Nell Boeschenstein is angry. “I take birth control to minimize my risk of ovarian cancer,” she said. “To have that be potentially denied coverage makes my blood boil in ways I can’t articulate.”
Boeschenstein once wrote, “I’ve never sprained an ankle. The only bone I’ve ever broken is the forefinger of my left hand.” But when she discovered that she carries the BCRA1 gene, which carries a 90 percent risk of breast cancer and a 50 percent risk of ovarian cancer, she had some serious medical decisions to make — especially as her graduate program’s health insurance coverage would run out once she finished her degree. So after spending $10,000 out of pocket to qualify for the surgery — her insurance covered only 80 percent of the bills for the necessary MRIs, mammograms and ultrasounds — the 31-year-old Boeschenstein went under the knife for a double radical mastectomy.
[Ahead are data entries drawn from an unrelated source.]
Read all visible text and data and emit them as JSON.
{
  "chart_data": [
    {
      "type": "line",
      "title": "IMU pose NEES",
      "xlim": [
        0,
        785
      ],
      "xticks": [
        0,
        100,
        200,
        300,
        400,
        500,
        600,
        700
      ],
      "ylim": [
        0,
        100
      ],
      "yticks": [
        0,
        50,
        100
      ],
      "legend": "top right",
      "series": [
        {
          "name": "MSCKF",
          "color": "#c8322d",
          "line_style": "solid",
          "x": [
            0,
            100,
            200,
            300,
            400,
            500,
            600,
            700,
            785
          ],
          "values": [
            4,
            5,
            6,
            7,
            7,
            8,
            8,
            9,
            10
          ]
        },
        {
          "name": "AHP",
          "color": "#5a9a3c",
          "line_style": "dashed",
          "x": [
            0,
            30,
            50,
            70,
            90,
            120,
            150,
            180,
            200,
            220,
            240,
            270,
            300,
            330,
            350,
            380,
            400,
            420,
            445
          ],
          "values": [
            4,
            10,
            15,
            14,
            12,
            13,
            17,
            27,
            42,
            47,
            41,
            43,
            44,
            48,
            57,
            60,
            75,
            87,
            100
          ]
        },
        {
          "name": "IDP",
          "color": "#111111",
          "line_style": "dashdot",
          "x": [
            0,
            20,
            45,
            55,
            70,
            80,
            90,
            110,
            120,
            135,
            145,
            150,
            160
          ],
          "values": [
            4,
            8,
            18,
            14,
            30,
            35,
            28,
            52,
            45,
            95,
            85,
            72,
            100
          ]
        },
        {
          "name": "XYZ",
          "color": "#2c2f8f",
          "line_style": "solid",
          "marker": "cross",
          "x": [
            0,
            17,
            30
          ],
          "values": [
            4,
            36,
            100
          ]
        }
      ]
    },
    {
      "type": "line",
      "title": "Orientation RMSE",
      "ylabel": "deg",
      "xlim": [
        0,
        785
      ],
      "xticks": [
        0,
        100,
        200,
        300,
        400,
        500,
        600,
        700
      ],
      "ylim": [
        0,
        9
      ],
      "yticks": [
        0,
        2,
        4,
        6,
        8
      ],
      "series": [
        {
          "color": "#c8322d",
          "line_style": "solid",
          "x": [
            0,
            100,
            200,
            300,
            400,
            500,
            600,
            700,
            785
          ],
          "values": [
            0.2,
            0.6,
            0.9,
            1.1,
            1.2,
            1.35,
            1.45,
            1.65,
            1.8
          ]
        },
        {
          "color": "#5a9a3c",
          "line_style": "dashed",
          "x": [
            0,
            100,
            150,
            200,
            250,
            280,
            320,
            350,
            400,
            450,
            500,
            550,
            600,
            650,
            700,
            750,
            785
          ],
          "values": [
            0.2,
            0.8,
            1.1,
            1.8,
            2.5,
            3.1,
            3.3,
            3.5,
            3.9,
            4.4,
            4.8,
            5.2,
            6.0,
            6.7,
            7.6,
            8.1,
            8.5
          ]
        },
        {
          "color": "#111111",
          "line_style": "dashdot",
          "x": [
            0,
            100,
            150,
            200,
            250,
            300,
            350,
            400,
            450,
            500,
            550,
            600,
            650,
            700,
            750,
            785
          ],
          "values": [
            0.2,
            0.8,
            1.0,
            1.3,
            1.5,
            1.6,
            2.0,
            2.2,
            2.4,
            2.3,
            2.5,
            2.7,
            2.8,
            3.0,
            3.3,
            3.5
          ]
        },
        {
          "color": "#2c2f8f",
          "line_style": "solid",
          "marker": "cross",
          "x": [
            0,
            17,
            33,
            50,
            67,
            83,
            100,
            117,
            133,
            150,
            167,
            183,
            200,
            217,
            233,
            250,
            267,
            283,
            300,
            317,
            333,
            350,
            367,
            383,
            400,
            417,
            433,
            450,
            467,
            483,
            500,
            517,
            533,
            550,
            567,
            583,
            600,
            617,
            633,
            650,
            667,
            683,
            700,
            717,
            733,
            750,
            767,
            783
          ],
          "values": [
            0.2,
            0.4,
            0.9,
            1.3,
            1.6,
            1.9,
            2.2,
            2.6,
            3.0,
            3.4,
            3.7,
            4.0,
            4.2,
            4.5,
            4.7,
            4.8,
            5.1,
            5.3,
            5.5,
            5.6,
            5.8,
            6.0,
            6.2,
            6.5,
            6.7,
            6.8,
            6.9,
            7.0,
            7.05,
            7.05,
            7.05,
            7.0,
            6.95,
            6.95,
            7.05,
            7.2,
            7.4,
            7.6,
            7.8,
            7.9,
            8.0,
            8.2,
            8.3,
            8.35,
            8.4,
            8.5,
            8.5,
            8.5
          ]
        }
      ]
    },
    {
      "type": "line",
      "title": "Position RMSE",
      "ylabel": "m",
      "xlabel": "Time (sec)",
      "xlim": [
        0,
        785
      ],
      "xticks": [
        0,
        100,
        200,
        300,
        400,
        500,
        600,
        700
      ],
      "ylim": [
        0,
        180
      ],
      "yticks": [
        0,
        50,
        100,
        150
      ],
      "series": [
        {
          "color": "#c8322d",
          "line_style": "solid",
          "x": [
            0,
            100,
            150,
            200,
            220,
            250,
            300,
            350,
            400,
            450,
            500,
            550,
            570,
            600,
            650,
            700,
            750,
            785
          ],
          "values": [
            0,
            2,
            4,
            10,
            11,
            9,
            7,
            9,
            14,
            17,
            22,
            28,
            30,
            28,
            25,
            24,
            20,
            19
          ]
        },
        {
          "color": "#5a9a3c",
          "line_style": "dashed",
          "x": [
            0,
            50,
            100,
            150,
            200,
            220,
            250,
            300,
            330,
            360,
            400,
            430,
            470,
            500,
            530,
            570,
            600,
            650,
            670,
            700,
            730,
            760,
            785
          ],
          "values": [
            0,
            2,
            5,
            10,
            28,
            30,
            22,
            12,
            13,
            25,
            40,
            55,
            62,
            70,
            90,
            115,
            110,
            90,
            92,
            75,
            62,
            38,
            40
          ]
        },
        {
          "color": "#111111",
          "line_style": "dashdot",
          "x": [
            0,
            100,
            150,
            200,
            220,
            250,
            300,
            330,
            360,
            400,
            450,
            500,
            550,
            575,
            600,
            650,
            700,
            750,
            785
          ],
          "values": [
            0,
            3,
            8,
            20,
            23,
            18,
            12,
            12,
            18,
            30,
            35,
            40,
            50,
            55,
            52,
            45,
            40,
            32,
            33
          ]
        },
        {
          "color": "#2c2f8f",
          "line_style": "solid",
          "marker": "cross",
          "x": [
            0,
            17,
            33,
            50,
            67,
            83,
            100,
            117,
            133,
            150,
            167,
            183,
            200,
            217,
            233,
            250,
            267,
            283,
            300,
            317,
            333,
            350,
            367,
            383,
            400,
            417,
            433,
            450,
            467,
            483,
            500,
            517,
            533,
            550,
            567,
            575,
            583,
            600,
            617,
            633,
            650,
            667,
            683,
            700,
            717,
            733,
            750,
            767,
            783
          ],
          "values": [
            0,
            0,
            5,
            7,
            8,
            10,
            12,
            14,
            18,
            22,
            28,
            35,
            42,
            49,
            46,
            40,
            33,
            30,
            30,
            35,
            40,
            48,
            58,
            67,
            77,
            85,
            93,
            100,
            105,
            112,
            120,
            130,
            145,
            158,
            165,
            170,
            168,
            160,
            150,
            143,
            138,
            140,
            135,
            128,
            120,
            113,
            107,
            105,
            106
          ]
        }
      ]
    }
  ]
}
The total cost of the procedure, pre-reconstructive surgery, was $100,000, most of which was covered by her health insurance. But the $10,000 in out-of-pocket expenses put her in a deep hole, so she moved from Brooklyn, NY back to Charlottesville, Virginia. She was just in time to bear immediate witness to the GOP’s efforts to restrict access to reproductive health services and force women to have unnecessary medical procedures — like transvaginal ultrasounds, which Boeschenstein has to periodically undergo to check on her ovaries.
“Virginia being ground zero, I’ve felt so angry, frustrated and unwelcome,” she said. “This is a fundamental misunderstanding of the things we need to do to protect our reproductive health, which is the health of our whole bodies.”
“I’ve felt a little unwelcome in my hometown,” she added. “To think that people would take that control away to protect myself or minimize my fears [about cancer], it’s so intense.”
For instance, she said, “A friend of my sister’s posted a Fox news article on Facebook about birth control coverage being a First Amendment issue,” and she tried to stop herself from picking a fight. But then she realized, “‘I’m going to go there. I’m going to go there on Facebook.'” She added, “I said, contraception aside, I take birth control for serious health issues. And he just came back and said, ‘Yeah, but that’s a violation of my rights.’ My continued health, he said, was a violation of his rights.”
Boeschenstein doesn’t hold any illusions that the political move to restrict access to reproductive health care comes from a deep-seated religious convictions, either. “A lot of legislation is about making a name for someone,” she said. And when her housemate, Joey — her best friend from junior high in whose Charlottesville house she now finds respite — said, “I imagine some people just haven’t thought through these issues in a comprehensive way,” Boeschenstein had an answer: “There’s no excuse for that.”